Configure identity providers

You can integrate your organization's identity providers (IdPs) with Cloudflare Access. Your team can simultaneously use multiple providers, reducing friction when working with partners or contractors.

Cloudflare Access supports social identity providers that do not require administrator accounts, open source providers, and corporate providers. Cloudflare also supports using signed AuthN requests with SAML providers.

Adding an identity provider as a login method requires configuration both on the Teams dashboard and with the identity provider. Consult our IdP-specific documentation to learn more about what you need to set up.

Set up IdPs on the Teams dashboard

  1. Navigate to Access > Authentication on the Teams dashboard.
  2. In the Login methods card, click +Add.

Login methods

  1. Select the identity provider you want to set up. You can integrate multiple providers of the same type.

  2. Fill in the necessary fields to set up your identity provider.

Each identity provider will have different required fields for you to fill in. If you need help, step-by-step instructions can be expanded below the input form.

IdP Setup Fields

If you do not see your identity provider listed, but they support SAML or OAuth, these providers can typically still be enabled. If they support SAML select the SAML option. If they support OAuth select the OpenID Connect option.
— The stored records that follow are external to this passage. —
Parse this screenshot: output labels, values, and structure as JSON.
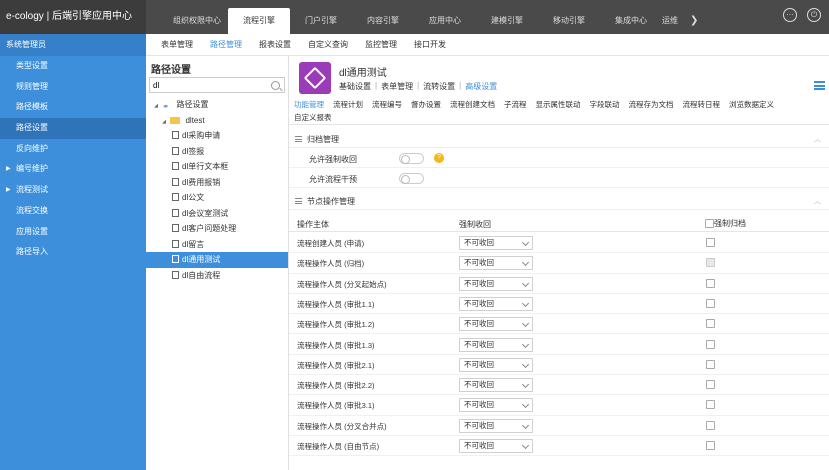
{
  "app": {
    "brand": "e-cology | 后端引擎应用中心"
  },
  "topnav": {
    "tabs": [
      "组织权限中心",
      "流程引擎",
      "门户引擎",
      "内容引擎",
      "应用中心",
      "建模引擎",
      "移动引擎",
      "集成中心",
      "运维"
    ],
    "active": "流程引擎",
    "more_arrow": "❯"
  },
  "sidebar": {
    "header": "系统管理员",
    "items": [
      {
        "label": "类型设置",
        "active": false,
        "expandable": false
      },
      {
        "label": "规则管理",
        "active": false,
        "expandable": false
      },
      {
        "label": "路径模板",
        "active": false,
        "expandable": false
      },
      {
        "label": "路径设置",
        "active": true,
        "expandable": false
      },
      {
        "label": "反向维护",
        "active": false,
        "expandable": false
      },
      {
        "label": "编号维护",
        "active": false,
        "expandable": true
      },
      {
        "label": "流程测试",
        "active": false,
        "expandable": true
      },
      {
        "label": "流程交换",
        "active": false,
        "expandable": false
      },
      {
        "label": "应用设置",
        "active": false,
        "expandable": false
      },
      {
        "label": "路径导入",
        "active": false,
        "expandable": false
      }
    ]
  },
  "subnav": {
    "items": [
      "表单管理",
      "路径管理",
      "报表设置",
      "自定义查询",
      "监控管理",
      "接口开发"
    ],
    "active": "路径管理"
  },
  "tree": {
    "title": "路径设置",
    "search_value": "dl",
    "root": "路径设置",
    "folder": "dltest",
    "nodes": [
      "dl采购申请",
      "dl签报",
      "dl单行文本框",
      "dl费用报销",
      "dl公文",
      "dl会议室测试",
      "dl客户问题处理",
      "dl留言",
      "dl通用测试",
      "dl自由流程"
    ],
    "selected": "dl通用测试"
  },
  "workflow": {
    "title": "dl通用测试",
    "tabs": [
      "基础设置",
      "表单管理",
      "流转设置",
      "高级设置"
    ],
    "active_tab": "高级设置"
  },
  "func_tabs": {
    "row1": [
      "功能管理",
      "流程计划",
      "流程编号",
      "督办设置",
      "流程创建文档",
      "子流程",
      "显示属性联动",
      "字段联动",
      "流程存为文档",
      "流程转日程",
      "浏览数据定义"
    ],
    "row2": [
      "自定义报表"
    ],
    "active": "功能管理"
  },
  "archive_section": {
    "title": "归档管理",
    "rows": [
      {
        "label": "允许强制收回",
        "help": "?"
      },
      {
        "label": "允许流程干预"
      }
    ]
  },
  "node_section": {
    "title": "节点操作管理",
    "columns": [
      "操作主体",
      "强制收回",
      "强制归档"
    ],
    "rows": [
      {
        "subject": "流程创建人员 (申请)",
        "recall": "不可收回",
        "archive_disabled": false
      },
      {
        "subject": "流程操作人员 (归档)",
        "recall": "不可收回",
        "archive_disabled": true
      },
      {
        "subject": "流程操作人员 (分叉起始点)",
        "recall": "不可收回",
        "archive_disabled": false
      },
      {
        "subject": "流程操作人员 (审批1.1)",
        "recall": "不可收回",
        "archive_disabled": false
      },
      {
        "subject": "流程操作人员 (审批1.2)",
        "recall": "不可收回",
        "archive_disabled": false
      },
      {
        "subject": "流程操作人员 (审批1.3)",
        "recall": "不可收回",
        "archive_disabled": false
      },
      {
        "subject": "流程操作人员 (审批2.1)",
        "recall": "不可收回",
        "archive_disabled": false
      },
      {
        "subject": "流程操作人员 (审批2.2)",
        "recall": "不可收回",
        "archive_disabled": false
      },
      {
        "subject": "流程操作人员 (审批3.1)",
        "recall": "不可收回",
        "archive_disabled": false
      },
      {
        "subject": "流程操作人员 (分叉合并点)",
        "recall": "不可收回",
        "archive_disabled": false
      },
      {
        "subject": "流程操作人员 (自由节点)",
        "recall": "不可收回",
        "archive_disabled": false
      }
    ]
  },
  "colors": {
    "accent": "#3d8fdc",
    "topbar": "#4a4a4a",
    "sidebar": "#3d8fdc",
    "icon_purple": "#9c3bb8",
    "help": "#f3b818"
  }
}
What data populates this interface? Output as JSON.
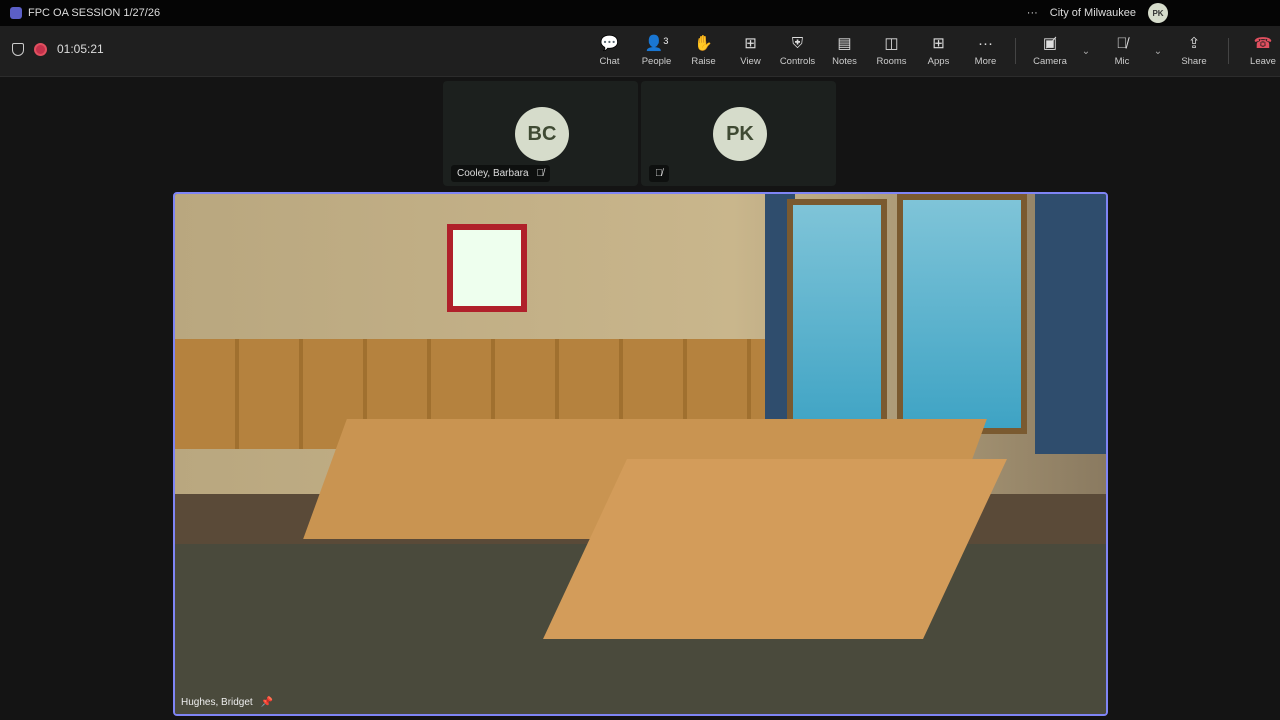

  1. Once you have filled in the necessary fields, click Save.

Test IdPs on the Teams dashboard

To test if an IdP is correctly configured, click on Authentication > Login Methods > Test. This will attempt to connect to the IdP to verify if a valid connection is established.

Test and Edit IdPs

Your provider is connected

If your provider is connected, another window will open in your browser, with this message:

Connected IdP

Your provider is not connected

If your provider is not connected, another window will open in your browser. Along with an error message, you will receive a detailed explanation of why the test has failed.

Using The API

We recommend that you use our dashboard to configure your identity providers. However, if you would like to use the Cloudflare API, each of the identity provider topics covered here include an example API configuration snippet as well.